- Born: 1746 London, England
- Died: September 27, 1798 (aged 51–52) Philadelphia, Pennsylvania, U.S.
- Education: Eton College
- Occupation: Preacher
- Known for: Being a founder member and the person who suggested the name of the Methodist Episcopal Church

= John Dickins =

English-born Methodist preacher (1746–1798)

John Dickins (1746 — September 27, 1798) was an early Methodist preacher in the United States. Born in London in 1746 and educated at Eton College, he came to America and was appointed a Methodist preacher in 1774. He served circuits in Virginia and North Carolina, then went to New York in 1784. He was one of the founding members of the Methodist Episcopal Church (actually it was he who suggested the name) at the Christmas Conference in Baltimore in 1784. He had been one of the greeters of Thomas Coke who had arrived as Wesley's emissary to the new American Church.

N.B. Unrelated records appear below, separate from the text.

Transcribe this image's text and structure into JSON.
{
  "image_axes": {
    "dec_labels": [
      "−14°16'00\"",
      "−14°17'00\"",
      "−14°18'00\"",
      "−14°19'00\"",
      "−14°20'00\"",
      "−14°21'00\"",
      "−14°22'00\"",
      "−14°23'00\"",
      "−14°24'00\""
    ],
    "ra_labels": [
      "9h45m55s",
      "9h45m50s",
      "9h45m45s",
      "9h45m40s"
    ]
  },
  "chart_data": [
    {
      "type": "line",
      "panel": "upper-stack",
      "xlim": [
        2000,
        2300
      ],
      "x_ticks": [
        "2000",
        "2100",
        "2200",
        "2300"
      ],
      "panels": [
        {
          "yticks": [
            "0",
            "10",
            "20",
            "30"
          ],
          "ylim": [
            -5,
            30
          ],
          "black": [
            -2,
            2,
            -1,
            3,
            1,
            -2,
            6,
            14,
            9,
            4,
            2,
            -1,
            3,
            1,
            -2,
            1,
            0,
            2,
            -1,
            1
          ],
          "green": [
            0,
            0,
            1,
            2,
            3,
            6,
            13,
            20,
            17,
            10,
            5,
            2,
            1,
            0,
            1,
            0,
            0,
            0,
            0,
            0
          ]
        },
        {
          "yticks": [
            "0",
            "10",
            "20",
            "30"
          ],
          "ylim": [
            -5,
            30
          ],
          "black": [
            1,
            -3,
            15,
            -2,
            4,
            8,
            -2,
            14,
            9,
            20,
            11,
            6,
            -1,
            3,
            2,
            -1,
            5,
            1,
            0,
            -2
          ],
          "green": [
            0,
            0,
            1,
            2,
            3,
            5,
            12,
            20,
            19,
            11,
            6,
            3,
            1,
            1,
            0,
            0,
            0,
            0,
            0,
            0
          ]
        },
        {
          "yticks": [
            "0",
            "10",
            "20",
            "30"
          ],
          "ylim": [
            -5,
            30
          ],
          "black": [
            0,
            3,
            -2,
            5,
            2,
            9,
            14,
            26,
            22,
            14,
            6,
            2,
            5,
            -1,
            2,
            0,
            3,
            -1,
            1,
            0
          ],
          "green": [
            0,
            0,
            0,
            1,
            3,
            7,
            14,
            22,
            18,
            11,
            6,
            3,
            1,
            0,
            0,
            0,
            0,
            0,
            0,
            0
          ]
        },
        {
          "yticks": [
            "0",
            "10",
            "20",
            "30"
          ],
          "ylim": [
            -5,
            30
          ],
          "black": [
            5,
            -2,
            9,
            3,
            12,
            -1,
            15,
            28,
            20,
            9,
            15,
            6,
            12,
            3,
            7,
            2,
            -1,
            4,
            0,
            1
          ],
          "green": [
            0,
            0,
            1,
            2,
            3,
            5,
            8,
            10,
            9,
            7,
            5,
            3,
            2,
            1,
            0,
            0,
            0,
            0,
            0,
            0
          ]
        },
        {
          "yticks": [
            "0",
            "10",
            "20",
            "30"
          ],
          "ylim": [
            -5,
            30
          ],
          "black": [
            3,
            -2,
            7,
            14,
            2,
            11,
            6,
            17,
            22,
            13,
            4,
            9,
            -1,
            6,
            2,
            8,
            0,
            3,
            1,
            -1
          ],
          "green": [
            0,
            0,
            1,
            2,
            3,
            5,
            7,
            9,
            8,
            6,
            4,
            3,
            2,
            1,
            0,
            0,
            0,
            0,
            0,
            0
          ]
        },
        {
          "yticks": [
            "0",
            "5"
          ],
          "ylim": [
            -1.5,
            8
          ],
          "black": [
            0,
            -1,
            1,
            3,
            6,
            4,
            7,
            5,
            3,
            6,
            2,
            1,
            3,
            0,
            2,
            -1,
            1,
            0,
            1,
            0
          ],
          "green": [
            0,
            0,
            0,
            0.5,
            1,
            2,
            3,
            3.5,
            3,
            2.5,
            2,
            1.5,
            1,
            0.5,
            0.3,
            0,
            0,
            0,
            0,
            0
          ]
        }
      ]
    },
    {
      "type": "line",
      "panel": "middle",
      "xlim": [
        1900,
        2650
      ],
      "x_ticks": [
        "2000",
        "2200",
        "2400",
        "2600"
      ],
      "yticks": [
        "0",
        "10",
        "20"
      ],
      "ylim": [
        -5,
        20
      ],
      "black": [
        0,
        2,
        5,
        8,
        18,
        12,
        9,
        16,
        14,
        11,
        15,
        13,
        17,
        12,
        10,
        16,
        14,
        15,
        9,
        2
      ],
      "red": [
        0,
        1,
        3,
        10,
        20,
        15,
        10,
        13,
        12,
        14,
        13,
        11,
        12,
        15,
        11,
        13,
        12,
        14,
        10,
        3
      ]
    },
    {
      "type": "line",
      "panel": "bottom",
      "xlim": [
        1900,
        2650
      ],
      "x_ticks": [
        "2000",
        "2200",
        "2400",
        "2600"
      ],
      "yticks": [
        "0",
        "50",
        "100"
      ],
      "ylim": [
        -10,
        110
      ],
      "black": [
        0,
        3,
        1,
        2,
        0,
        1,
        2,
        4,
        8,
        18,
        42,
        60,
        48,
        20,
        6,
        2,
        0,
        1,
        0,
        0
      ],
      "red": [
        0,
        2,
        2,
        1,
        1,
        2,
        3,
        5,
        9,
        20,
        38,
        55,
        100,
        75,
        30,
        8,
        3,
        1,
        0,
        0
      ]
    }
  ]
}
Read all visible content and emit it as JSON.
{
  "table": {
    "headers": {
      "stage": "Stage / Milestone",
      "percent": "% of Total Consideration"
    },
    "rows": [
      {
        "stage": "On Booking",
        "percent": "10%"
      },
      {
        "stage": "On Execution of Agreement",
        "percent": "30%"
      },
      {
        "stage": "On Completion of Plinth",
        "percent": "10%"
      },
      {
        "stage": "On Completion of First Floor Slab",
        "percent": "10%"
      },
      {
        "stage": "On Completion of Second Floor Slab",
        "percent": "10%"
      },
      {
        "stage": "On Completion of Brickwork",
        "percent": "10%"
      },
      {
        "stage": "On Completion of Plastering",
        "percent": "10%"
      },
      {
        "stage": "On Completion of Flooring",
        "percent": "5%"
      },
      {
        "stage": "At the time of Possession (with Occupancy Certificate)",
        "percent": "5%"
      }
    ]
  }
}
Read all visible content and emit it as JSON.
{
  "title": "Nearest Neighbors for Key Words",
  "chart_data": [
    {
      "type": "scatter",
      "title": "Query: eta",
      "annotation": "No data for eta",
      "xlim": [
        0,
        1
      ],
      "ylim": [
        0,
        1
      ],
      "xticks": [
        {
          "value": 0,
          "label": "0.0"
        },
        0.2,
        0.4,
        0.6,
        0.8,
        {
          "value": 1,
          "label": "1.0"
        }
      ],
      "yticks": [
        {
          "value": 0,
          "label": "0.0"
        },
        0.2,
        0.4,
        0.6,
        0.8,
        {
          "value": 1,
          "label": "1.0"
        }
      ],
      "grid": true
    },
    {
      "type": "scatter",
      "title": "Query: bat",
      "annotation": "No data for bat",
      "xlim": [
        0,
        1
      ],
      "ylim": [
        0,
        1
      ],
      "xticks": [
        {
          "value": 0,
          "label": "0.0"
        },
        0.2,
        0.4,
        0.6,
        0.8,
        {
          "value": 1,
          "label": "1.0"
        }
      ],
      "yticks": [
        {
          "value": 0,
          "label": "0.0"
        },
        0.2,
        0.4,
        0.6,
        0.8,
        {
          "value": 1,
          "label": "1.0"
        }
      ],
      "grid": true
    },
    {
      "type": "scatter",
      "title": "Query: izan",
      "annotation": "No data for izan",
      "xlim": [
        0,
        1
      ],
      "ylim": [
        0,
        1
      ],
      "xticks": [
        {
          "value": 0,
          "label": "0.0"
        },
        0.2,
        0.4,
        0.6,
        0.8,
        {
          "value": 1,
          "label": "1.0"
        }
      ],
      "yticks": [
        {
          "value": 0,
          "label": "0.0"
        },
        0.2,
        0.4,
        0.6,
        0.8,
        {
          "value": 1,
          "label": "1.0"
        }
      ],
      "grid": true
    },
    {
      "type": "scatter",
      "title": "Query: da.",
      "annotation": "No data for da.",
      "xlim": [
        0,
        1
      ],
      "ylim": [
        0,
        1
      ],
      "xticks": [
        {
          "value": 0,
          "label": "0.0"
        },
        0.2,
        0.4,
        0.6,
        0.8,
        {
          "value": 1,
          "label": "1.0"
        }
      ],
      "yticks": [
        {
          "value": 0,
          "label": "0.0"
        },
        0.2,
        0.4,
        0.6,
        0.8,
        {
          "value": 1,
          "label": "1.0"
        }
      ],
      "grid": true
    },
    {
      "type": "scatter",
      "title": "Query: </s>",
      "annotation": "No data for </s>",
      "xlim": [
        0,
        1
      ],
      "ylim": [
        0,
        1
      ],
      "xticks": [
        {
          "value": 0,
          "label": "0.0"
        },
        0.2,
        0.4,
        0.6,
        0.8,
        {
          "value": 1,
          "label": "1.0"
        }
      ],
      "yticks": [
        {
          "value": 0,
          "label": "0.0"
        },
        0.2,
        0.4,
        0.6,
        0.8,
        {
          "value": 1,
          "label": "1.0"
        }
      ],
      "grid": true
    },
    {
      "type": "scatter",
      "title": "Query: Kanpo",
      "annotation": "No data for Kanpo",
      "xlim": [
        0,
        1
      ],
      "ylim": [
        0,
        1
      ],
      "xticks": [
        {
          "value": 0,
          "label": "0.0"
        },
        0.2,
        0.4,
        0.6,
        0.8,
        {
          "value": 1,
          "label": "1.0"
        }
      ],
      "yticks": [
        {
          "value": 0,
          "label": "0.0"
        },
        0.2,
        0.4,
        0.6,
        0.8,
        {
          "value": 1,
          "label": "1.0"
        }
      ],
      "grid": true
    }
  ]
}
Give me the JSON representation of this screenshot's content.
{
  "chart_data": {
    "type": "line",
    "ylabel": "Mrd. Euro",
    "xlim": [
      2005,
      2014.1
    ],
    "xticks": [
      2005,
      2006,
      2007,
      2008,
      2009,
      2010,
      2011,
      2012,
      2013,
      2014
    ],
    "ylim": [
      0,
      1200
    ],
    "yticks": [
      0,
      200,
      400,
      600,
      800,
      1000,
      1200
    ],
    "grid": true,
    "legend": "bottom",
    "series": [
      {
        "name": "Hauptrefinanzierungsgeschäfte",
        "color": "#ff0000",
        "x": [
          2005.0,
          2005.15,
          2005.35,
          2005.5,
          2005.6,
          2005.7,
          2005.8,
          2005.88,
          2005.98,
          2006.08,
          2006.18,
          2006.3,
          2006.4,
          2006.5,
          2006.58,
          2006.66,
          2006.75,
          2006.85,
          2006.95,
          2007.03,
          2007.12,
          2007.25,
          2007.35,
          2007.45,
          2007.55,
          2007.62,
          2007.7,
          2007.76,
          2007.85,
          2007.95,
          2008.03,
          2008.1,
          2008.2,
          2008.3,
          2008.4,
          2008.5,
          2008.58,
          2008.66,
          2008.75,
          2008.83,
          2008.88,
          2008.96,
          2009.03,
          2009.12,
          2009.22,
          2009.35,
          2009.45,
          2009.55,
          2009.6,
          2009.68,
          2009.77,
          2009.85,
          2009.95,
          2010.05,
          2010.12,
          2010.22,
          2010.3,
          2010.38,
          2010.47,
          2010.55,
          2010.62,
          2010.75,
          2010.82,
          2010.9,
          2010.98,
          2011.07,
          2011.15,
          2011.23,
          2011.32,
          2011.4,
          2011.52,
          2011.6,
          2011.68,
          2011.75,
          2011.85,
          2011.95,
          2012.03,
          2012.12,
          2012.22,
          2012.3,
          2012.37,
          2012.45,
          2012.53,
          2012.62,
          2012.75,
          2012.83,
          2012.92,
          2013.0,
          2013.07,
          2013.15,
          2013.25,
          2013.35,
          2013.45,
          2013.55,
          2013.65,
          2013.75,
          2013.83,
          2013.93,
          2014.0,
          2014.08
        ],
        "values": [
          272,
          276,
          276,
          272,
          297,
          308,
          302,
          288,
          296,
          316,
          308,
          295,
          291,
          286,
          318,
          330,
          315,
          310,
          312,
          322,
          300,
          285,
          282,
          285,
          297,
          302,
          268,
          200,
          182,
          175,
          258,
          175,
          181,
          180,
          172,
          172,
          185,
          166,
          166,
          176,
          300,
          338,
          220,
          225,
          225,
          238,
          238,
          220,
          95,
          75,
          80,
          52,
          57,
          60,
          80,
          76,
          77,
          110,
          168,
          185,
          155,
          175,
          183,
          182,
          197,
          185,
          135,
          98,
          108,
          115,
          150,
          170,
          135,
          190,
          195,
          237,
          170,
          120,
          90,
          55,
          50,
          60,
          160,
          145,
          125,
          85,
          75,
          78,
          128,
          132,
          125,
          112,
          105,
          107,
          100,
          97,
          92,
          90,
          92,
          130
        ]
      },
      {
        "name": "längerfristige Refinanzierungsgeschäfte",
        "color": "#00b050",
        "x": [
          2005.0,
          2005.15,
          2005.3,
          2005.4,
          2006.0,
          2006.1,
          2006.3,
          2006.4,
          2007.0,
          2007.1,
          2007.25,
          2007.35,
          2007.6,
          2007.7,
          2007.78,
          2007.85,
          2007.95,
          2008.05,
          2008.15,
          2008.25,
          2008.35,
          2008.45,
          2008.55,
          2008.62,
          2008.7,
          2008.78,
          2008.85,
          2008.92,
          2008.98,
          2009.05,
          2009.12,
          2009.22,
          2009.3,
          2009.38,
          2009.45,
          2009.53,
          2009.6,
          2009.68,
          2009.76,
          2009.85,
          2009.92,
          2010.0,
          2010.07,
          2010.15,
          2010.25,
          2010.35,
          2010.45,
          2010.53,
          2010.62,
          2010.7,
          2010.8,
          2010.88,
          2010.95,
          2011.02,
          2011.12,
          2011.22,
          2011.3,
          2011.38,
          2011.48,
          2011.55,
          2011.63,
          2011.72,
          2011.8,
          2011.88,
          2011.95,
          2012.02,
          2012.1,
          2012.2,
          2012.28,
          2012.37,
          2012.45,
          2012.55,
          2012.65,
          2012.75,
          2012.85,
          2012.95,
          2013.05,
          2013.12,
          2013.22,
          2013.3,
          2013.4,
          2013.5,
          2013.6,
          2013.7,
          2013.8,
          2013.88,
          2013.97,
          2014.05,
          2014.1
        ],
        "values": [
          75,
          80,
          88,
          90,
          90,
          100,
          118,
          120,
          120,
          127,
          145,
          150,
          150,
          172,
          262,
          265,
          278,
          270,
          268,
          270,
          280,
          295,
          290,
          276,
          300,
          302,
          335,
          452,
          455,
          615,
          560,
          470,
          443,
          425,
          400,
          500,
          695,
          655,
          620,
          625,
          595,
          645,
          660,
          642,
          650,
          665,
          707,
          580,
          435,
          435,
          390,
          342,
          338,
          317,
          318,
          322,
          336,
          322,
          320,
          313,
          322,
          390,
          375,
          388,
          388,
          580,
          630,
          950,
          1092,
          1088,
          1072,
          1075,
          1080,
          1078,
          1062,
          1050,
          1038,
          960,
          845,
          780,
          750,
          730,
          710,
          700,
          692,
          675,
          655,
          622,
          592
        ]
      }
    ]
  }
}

In 1789 he set up the Methodist Book Concern with $600 of his own money and began to publish books and other literature.

Methodist circuit riders from then on carried his materials on their travels and distributed them widely. His first book was Christian Pattern by Thomas à Kempis. He also published the Methodist hymn book, the Arminian Magazine and later
The Methodist Magazine.

In time his publishing concern grew into The Methodist Publishing House, which in the mid-twentieth century was the largest religious publishing house in the world.

As the principal provider of literature for the growing Methodist movement, he must take a significant amount of credit for its growth into the largest American church by the mid 20th century.